We need to reprioritize sleep.

Your smartphone habit may be doing more than harming your relationships -- it could be damaging your sleep and ultimately triggering depression and anxiety.

A growing body of research finds that smartphone users have sleep problems that interfere with their daily functioning.

"We know that young people and older people are on some kind of screen before bedtime, even within the last 30 or 60 minutes before going to sleep," said Dr. Shalini Paruthi, the director of the Pediatric Sleep and Research Center at Saint Louis University.

"Everybody has a wakeup alarm, but it may be equally important to set a bedtime alarm," Paruthi continued. "That way it gives ourselves a signal: 'Okay, time to put this away. Time to start my bedtime routine.'"

One study, published in 2014, found an association between smartphone use after 9 p.m. and decreased sleep quantity.

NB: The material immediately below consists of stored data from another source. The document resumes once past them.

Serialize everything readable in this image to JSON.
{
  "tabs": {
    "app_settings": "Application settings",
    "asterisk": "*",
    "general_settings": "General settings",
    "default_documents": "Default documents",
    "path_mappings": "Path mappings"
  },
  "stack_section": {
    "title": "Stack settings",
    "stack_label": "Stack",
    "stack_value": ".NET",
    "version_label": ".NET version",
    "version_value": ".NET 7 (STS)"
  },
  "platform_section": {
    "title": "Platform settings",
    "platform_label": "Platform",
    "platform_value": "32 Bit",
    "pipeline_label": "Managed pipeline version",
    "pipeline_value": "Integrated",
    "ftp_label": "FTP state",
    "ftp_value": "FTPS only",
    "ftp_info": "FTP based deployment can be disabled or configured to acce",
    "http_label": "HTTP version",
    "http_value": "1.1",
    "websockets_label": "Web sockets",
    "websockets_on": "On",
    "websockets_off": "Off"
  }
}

Its researchers surveyed 82 upper-level managers and found that those who slept less felt depleted in the morning and were less engaged at work the next day.

Strikingly, as part of the study, smartphones were worse for employees' sleep and workplace engagement than other screen-based devices, such as laptops, tablets or television, perhaps in part because they make it hard to detach from workplace obligations.

And another study, also published in 2014, found that university students who self-reported high use (based on a six-point Smartphone Addiction Scale) were also more likely to report higher levels of depression, anxiety and what's know as "daytime dysfunction," or excessive daytime sleepiness.

While the study didn't prove that smartphones cause anxiety and depression, it did show a correlation between high smartphone use, high depression levels and poor sleep. In the study, respondents who reported suffering from depression and anxiety were also more likely to report poor sleep quality.

Sleep loss and anxiety are unfortunate bedfellows. Lack of sleep can provoke parts of the brain that regulate anxiety, and unfortunately, innate worriers are most susceptible to the damaging effects of sleep loss.

There's some evidence, as HuffPost reported in February, that some people may find smartphone behavior changes more challenging than others: In a 2015 study published in Personality and Individual Differences, respondents who checked their smartphones frequently were more prone to impulsive, moody, temperamental and materialistic behavior.

Regardless of personality type, it's clear that sleep needs to be a top priority for all of us. "Smartphone use, tablets, screen time use -- it can have such a major effect on sleep," Paruthi said. "We don’t want screens to cut into the quantity of our sleep -- but also the quality of our sleep."